I tried once a year or so back and was unsuccessful. The build process just never worked for me and I couldn’t find a binary build that fit my OS + Python version + Java version combination.
Check out PyLucene:
$ svn co http://svn.apache.org/repos/asf/lucene/pylucene/trunk pylucene
Build JCC. I install Python packages in my home directory and if you do so too you can omit sudo before the last command, otherwise leave it in:
$ cd pylucene/jcc $ python setup.py build $ sudo python setup.py install
Now we need to edit PyLucene’s Makefile to be configured for OSX and Python 2.5. If you use a different setup than the one that ships with OSX 10.5, you’ll have to adjust these parameters to match your setup.
Edit the Makefile:
$ cd .. $ nano Makefile
Uncomment the 5 lines Below the comment # Mac OS X (Python 2.5, Java 1.5). If you have installed a different version of Python such as 2.6, there should be a combination that works for you. Here’s what I uncommented:
# Mac OS X (Python 2.5, Java 1.5) PREFIX_PYTHON=/usr ANT=ant PYTHON=$(PREFIX_PYTHON)/bin/python JCC=$(PYTHON) -m jcc --shared NUM_FILES=2
Save the file, exit your editor, and build PyLucene:
$ make
If it doesn’t build properly check the settings in your Makefile.

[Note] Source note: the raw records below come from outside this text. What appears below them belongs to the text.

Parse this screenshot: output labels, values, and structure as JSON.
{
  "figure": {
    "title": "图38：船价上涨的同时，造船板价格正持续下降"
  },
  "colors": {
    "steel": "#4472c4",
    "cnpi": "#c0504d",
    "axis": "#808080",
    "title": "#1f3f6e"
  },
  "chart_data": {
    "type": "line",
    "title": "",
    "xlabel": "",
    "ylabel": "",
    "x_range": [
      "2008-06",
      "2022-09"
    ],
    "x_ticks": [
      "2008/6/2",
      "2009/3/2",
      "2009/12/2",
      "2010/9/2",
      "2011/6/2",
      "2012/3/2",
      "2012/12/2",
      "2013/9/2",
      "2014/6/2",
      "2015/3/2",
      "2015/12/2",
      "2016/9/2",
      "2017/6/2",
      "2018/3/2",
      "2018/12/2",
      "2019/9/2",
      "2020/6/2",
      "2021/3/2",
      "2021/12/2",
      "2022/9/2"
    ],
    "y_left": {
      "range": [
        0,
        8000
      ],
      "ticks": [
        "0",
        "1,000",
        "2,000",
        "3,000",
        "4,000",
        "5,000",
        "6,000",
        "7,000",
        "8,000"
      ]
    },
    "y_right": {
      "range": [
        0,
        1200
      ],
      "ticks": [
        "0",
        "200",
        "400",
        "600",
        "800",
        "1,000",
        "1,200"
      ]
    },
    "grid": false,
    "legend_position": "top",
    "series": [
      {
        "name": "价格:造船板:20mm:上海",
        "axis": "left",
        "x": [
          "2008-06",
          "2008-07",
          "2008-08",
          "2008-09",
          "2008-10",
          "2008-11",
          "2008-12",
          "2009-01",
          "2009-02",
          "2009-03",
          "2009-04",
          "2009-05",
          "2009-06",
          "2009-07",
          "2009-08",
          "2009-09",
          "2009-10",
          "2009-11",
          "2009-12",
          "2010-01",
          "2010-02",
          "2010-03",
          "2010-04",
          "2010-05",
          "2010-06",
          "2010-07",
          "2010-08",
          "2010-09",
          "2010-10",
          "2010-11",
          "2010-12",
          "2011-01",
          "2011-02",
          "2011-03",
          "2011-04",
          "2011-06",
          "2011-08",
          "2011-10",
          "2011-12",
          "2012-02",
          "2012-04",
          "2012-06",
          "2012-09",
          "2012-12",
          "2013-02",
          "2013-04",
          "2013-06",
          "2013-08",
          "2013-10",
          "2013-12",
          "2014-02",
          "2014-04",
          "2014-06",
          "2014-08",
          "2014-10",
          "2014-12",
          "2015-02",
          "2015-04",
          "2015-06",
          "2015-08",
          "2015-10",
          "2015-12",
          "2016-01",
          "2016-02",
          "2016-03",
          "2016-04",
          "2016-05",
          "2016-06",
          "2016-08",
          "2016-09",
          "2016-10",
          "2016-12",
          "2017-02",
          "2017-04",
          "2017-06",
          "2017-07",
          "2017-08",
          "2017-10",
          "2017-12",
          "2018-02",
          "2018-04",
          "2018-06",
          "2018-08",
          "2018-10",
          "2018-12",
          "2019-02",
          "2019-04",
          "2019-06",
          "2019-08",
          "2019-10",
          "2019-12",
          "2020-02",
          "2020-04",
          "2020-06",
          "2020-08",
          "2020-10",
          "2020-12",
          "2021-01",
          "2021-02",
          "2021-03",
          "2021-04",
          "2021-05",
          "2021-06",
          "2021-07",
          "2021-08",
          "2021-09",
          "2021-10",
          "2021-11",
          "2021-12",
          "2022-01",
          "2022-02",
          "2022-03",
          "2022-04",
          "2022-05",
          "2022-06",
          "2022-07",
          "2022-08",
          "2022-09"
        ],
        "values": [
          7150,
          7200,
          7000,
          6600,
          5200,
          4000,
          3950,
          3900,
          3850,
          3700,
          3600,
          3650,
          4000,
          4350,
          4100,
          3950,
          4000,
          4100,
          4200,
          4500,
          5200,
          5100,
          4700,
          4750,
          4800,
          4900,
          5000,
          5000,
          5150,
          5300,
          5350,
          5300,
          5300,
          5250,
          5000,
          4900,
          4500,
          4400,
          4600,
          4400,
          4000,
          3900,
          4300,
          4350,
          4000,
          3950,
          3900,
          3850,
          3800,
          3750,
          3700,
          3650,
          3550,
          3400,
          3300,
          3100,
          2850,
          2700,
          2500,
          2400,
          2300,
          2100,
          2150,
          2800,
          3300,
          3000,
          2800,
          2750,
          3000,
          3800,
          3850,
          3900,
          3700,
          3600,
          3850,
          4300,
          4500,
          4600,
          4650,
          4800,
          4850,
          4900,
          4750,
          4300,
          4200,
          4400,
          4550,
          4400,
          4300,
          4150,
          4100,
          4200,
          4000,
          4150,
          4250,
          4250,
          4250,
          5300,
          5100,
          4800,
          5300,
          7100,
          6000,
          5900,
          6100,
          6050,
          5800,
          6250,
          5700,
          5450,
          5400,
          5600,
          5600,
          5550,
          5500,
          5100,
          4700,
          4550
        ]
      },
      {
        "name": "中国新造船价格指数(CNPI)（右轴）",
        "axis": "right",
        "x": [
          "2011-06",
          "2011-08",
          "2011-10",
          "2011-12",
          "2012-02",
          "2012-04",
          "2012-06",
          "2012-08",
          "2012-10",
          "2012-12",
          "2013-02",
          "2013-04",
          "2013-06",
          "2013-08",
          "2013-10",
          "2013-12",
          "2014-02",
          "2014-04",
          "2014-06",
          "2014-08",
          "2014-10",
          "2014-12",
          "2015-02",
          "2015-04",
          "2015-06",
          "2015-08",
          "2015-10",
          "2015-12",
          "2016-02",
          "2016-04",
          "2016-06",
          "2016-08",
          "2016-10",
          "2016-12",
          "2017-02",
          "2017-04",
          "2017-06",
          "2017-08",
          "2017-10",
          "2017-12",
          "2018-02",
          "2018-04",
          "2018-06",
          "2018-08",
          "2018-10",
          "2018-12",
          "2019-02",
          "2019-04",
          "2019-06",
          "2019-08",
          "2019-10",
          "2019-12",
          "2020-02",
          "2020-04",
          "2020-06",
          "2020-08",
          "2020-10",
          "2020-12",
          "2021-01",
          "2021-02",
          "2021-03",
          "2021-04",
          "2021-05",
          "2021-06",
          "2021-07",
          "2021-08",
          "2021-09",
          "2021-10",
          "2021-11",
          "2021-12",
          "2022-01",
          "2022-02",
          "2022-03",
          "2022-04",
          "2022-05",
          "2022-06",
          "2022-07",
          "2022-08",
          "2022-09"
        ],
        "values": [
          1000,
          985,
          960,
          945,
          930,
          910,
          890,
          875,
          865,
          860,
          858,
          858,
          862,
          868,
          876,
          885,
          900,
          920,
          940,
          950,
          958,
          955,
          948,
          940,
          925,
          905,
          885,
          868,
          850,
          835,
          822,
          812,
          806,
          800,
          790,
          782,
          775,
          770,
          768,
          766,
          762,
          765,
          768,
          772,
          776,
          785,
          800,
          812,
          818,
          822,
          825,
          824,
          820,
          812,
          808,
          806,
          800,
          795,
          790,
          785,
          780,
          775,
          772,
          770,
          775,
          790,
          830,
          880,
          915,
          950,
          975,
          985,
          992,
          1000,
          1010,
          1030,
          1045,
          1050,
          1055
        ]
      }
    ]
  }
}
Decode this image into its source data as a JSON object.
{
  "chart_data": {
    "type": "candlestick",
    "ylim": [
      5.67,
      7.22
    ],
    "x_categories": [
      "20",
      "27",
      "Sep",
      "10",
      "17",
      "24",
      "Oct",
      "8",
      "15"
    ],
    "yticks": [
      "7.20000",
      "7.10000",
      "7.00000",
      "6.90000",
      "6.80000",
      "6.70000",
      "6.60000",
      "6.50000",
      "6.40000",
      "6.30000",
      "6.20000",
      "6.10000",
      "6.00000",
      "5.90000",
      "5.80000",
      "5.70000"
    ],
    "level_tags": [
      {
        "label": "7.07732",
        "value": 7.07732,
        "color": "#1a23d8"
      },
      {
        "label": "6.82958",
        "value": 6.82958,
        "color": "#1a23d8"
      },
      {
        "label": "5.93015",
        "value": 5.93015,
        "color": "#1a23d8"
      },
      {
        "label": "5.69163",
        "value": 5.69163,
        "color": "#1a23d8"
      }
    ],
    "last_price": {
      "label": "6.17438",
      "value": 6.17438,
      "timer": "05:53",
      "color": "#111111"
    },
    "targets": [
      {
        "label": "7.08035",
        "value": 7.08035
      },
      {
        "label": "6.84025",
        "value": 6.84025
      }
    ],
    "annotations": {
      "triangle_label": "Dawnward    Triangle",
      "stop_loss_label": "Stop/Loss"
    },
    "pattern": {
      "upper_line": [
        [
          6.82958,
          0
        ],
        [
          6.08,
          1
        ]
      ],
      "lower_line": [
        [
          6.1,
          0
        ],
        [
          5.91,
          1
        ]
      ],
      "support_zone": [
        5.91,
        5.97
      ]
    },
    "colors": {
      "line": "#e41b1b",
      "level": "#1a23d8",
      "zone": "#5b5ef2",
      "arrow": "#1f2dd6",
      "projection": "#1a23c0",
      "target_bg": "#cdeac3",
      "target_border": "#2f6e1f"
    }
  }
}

After a successful build, install it (again you can omit sudo if you install Python packages locally and not system-wide):
$ sudo make install
Now verify that it’s been installed:
$ python Python 2.5.1 (r251:54863, Nov 11 2008, 17:46:48) [GCC 4.0.1 (Apple Inc. build 5465)] on darwin Type "help", "copyright", "credits" or "license" for more information. >>> import lucene >>>
If it imports without a problem you should have a working PyLucene library. Rejoice.